Chapter 33

A few minutes later, Max found himself walking in the direction of Oxford Street again, this time with Amadeo Schiavi as companion. The rain had stopped while they’d been inside, and the puddled streets were glistening wetly where the fitful moonlight touched them.

‘Do you speak the truth, ragassol?’ the old man said abruptly.

It was impossible to misunderstand him; Max wondered only that he had waited so long to ask.

Perhaps he thought this was a matter best discussed between men; perhaps he believed Max harboured some disreputable but commonplace masculine secret he wouldn’t share in front of Allegra and her mother.

If only it were so simple. ‘Yes, all I say is true, sir. I would marry your granddaughter tomorrow – today – if I could, and ask nothing more from life than that, thinking myself luckier than I deserve, but I cannot, and I may not even tell you why. I know there’s no reason why you should believe me.

I must be aware that it all sounds highly suspicious, and conveniently contrived to let me off the hook. ’

‘I believe who I choose, and for my own reasons. If you say it is so, I must accept it.’

‘I don’t really see why. You have no reason in the world to trust me, sir. You know I have been meeting Allegra in secret…’

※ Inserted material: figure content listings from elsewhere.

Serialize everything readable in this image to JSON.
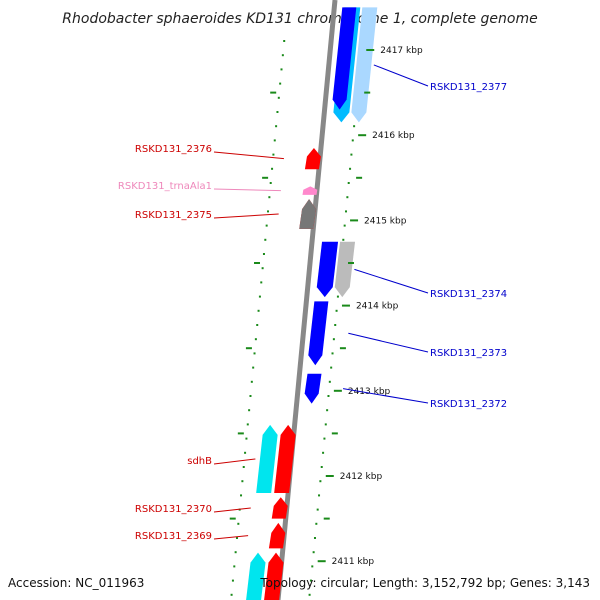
{
  "title": "Rhodobacter sphaeroides KD131 chromosome 1, complete genome",
  "footer": {
    "accession": "Accession: NC_011963",
    "summary": "Topology: circular; Length: 3,152,792 bp; Genes: 3,143"
  },
  "colors": {
    "forward_gene": "#0000ff",
    "forward_cds": "#00c8ff",
    "forward_light": "#aad8ff",
    "reverse_gene": "#ff0000",
    "reverse_cds": "#00e5ee",
    "trna": "#ff88cc",
    "pseudogene": "#777777",
    "grey": "#bbbbbb",
    "tick": "#1a8a1a",
    "backbone": "#888888"
  },
  "scale": {
    "unit": "kbp",
    "ticks": [
      {
        "kbp": 2417,
        "label": "2417 kbp"
      },
      {
        "kbp": 2416,
        "label": "2416 kbp"
      },
      {
        "kbp": 2415,
        "label": "2415 kbp"
      },
      {
        "kbp": 2414,
        "label": "2414 kbp"
      },
      {
        "kbp": 2413,
        "label": "2413 kbp"
      },
      {
        "kbp": 2412,
        "label": "2412 kbp"
      },
      {
        "kbp": 2411,
        "label": "2411 kbp"
      }
    ]
  },
  "genes": [
    {
      "label": "RSKD131_2377",
      "strand": "forward",
      "start_kbp": 2416.15,
      "end_kbp": 2417.5,
      "color": "#00bbff",
      "color2": "#aad8ff"
    },
    {
      "label": "",
      "strand": "forward",
      "start_kbp": 2416.3,
      "end_kbp": 2417.5,
      "color": "#0000ff"
    },
    {
      "label": "RSKD131_2376",
      "strand": "reverse",
      "start_kbp": 2415.6,
      "end_kbp": 2415.85,
      "color": "#ff0000"
    },
    {
      "label": "RSKD131_trnaAla1",
      "strand": "reverse",
      "start_kbp": 2415.3,
      "end_kbp": 2415.4,
      "color": "#ff88cc"
    },
    {
      "label": "RSKD131_2375",
      "strand": "reverse",
      "start_kbp": 2414.9,
      "end_kbp": 2415.25,
      "color": "#ff0000"
    },
    {
      "label": "",
      "strand": "reverse",
      "start_kbp": 2414.9,
      "end_kbp": 2415.25,
      "color": "#777777"
    },
    {
      "label": "RSKD131_2374",
      "strand": "forward",
      "start_kbp": 2414.1,
      "end_kbp": 2414.75,
      "color": "#0000ff",
      "color2": "#bbbbbb"
    },
    {
      "label": "RSKD131_2373",
      "strand": "forward",
      "start_kbp": 2413.3,
      "end_kbp": 2414.05,
      "color": "#0000ff"
    },
    {
      "label": "RSKD131_2372",
      "strand": "forward",
      "start_kbp": 2412.85,
      "end_kbp": 2413.2,
      "color": "#0000ff"
    },
    {
      "label": "sdhB",
      "strand": "reverse",
      "start_kbp": 2411.8,
      "end_kbp": 2412.6,
      "color": "#ff0000",
      "color2": "#00e5ee"
    },
    {
      "label": "RSKD131_2370",
      "strand": "reverse",
      "start_kbp": 2411.5,
      "end_kbp": 2411.75,
      "color": "#ff0000"
    },
    {
      "label": "RSKD131_2369",
      "strand": "reverse",
      "start_kbp": 2411.15,
      "end_kbp": 2411.45,
      "color": "#ff0000"
    },
    {
      "label": "",
      "strand": "reverse",
      "start_kbp": 2410.5,
      "end_kbp": 2411.1,
      "color": "#ff0000",
      "color2": "#00e5ee"
    }
  ]
}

That low, rumbling laugh again. ‘I too have been young, and though it was long ago I have not quite forgotten it yet. I hope I never do. That is nothing, despite what the canting hypocrite priests say; it is nature, as long as both are free and willing. But this ricatadur with his filthy threats and the pleasure he takes in it…’

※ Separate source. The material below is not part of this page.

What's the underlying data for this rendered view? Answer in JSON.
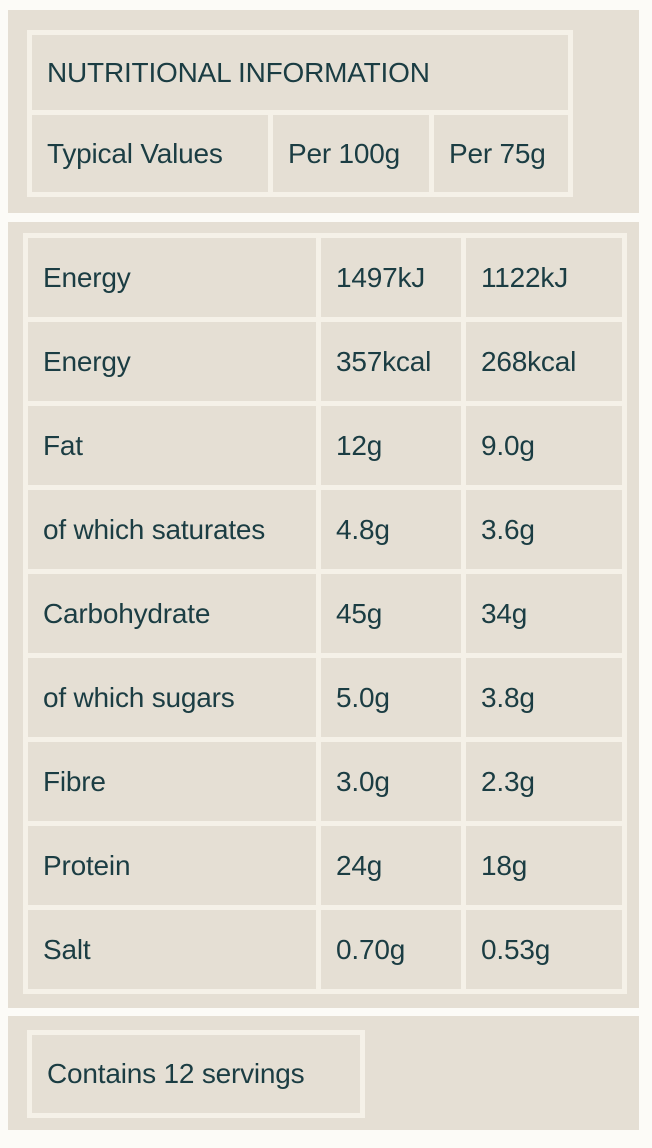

‘How do you suppose he found out about you? It seems almost impossible that he should have done so. He might easily conjecture that Mrs Constantine had made exaggerated claims about her noble family – there would be nothing unique in that, and it is an obvious guess to hazard, especially for an Englishman who shares his race’s low opinion of foreigners to begin with.

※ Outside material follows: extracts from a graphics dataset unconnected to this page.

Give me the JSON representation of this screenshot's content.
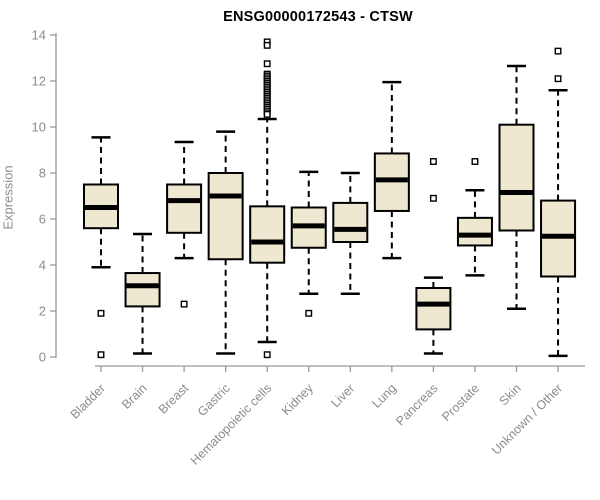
{
  "chart_data": {
    "type": "boxplot",
    "title": "ENSG00000172543 - CTSW",
    "ylabel": "Expression",
    "xlabel": "",
    "ylim": [
      0,
      14
    ],
    "yticks": [
      0,
      2,
      4,
      6,
      8,
      10,
      12,
      14
    ],
    "grid": false,
    "legend": "none",
    "categories": [
      "Bladder",
      "Brain",
      "Breast",
      "Gastric",
      "Hematopoietic cells",
      "Kidney",
      "Liver",
      "Lung",
      "Pancreas",
      "Prostate",
      "Skin",
      "Unknown / Other"
    ],
    "boxes": [
      {
        "category": "Bladder",
        "whisker_low": 3.9,
        "q1": 5.6,
        "median": 6.5,
        "q3": 7.5,
        "whisker_high": 9.55,
        "outliers": [
          1.9,
          0.1
        ]
      },
      {
        "category": "Brain",
        "whisker_low": 0.15,
        "q1": 2.2,
        "median": 3.1,
        "q3": 3.65,
        "whisker_high": 5.35,
        "outliers": []
      },
      {
        "category": "Breast",
        "whisker_low": 4.3,
        "q1": 5.4,
        "median": 6.8,
        "q3": 7.5,
        "whisker_high": 9.35,
        "outliers": [
          2.3
        ]
      },
      {
        "category": "Gastric",
        "whisker_low": 0.15,
        "q1": 4.25,
        "median": 7.0,
        "q3": 8.0,
        "whisker_high": 9.8,
        "outliers": []
      },
      {
        "category": "Hematopoietic cells",
        "whisker_low": 0.65,
        "q1": 4.1,
        "median": 5.0,
        "q3": 6.55,
        "whisker_high": 10.35,
        "outliers": [
          13.7,
          13.55,
          12.75,
          12.3,
          12.22,
          12.14,
          12.06,
          11.98,
          11.9,
          11.82,
          11.74,
          11.66,
          11.58,
          11.5,
          11.42,
          11.34,
          11.26,
          11.18,
          11.1,
          11.02,
          10.94,
          10.86,
          10.78,
          10.7,
          10.62,
          10.55,
          0.1
        ]
      },
      {
        "category": "Kidney",
        "whisker_low": 2.75,
        "q1": 4.75,
        "median": 5.7,
        "q3": 6.5,
        "whisker_high": 8.05,
        "outliers": [
          1.9
        ]
      },
      {
        "category": "Liver",
        "whisker_low": 2.75,
        "q1": 5.0,
        "median": 5.55,
        "q3": 6.7,
        "whisker_high": 8.0,
        "outliers": []
      },
      {
        "category": "Lung",
        "whisker_low": 4.3,
        "q1": 6.35,
        "median": 7.7,
        "q3": 8.85,
        "whisker_high": 11.95,
        "outliers": []
      },
      {
        "category": "Pancreas",
        "whisker_low": 0.15,
        "q1": 1.2,
        "median": 2.3,
        "q3": 3.0,
        "whisker_high": 3.45,
        "outliers": [
          8.5,
          6.9
        ]
      },
      {
        "category": "Prostate",
        "whisker_low": 3.55,
        "q1": 4.85,
        "median": 5.3,
        "q3": 6.05,
        "whisker_high": 7.25,
        "outliers": [
          8.5
        ]
      },
      {
        "category": "Skin",
        "whisker_low": 2.1,
        "q1": 5.5,
        "median": 7.15,
        "q3": 10.1,
        "whisker_high": 12.65,
        "outliers": []
      },
      {
        "category": "Unknown / Other",
        "whisker_low": 0.05,
        "q1": 3.5,
        "median": 5.25,
        "q3": 6.8,
        "whisker_high": 11.6,
        "outliers": [
          13.3,
          12.1
        ]
      }
    ],
    "colors": {
      "box_fill": "#EEE8D0",
      "box_border": "#000000",
      "median": "#000000",
      "whisker": "#000000",
      "outlier_fill": "#ffffff",
      "axis_line": "#9a9a9a",
      "tick_label": "#8c8c8c",
      "title": "#000000",
      "background": "#ffffff"
    }
  }
}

It proves nothing. But he is aware of your existence too, your presence in London, and that is a different matter entirely, it seems to me. ’

‘This had occurred to me also. It argues that he does have connections beyond this so-called polite world, and that someone has been talking when they should have been silent. Who can say, then, what other dangerous information he might have, and him a blackmailer? That alone might place him deep in danger, and not only at my hands.’

‘You will go and see this man you spoke of, this Nate Smith?’

‘You had better forget that name, young man, and the fact that I uttered it. An indiscretion on my part – I must be getting old. Yes, I will see him later today. He does not live in your Mayfair, of course, or anywhere to the west. And I would not call on him unexpectedly at this desperate hour in any case.’

‘It is indeed late. I hope you are not going out of your way to see me home. I’m quite safe alone, I assure you,’ Max told him politely.

The old man snorted. ‘You think I must live in a poorer quarter, to the east? Some low slum in St Giles, or Ratcliffe Highway, perhaps, down by the docks?’

‘I have no idea where you reside, and it’s none of my affair.

But I live in St James’s Square, and I have a notion we are not neighbours.

There’s no need to find a pretext to follow me – I would have told you my direction if you’d asked.

And it seems to me you could find out easily enough, anyway, given what you’ve said of your connections. ’

He could tell that the old man was smiling. ‘It was your father’s house?’

‘My adoptive father, yes. I have no idea who my real father was. I’m a bastard.’

‘Like me, you are too polite to say. For my part, I knew my father. I lived on his estate when I was young, as his bound serf, and saw it pass to my legitimate half-brother when he died. It was no great privilege to know them – I might have wished I didn’t.

Despite their noble standing, they were real bastards, both of them, and their women were wicked, cruel creatures too.

I hope they’re all burning in hell, assuming there is one.

Have you ever tried to find your father? ’

‘I have no reason to believe he’s ever set foot in England, or even left Martinique. Where would I start? He could have been dead these twenty years for all I know.’

‘I’ll take that as a yes. And your mother?’

Steady now, Max. ‘She abandoned me when I was a baby. Look at me – I was her shame. I know nothing of her and care less.’

‘That’s the first outright lie you’ve told me. But it is, as you say, none of my affair, since you are not going to marry my granddaughter. That is your loss, you realise.’

‘Please believe that I know it. I wish it could be otherwise… but talking pays no toll.’

They were almost at St James’s now, and with a brief word of farewell Schiavi turned to leave him, setting his face in the direction of the park.

Perhaps he was going to Buckingham House, to have an early dish of chocolate with Queen Charlotte.

Max could believe him capable of almost anything.

‘How will I know what you have found out?’ Max asked the old man before he passed out of earshot.

‘I shall get word to you,’ was the insouciant reply over one dusty velvet shoulder. Mr Severin shook his head, and made his weary way up the steps to his own door. It had been a long night.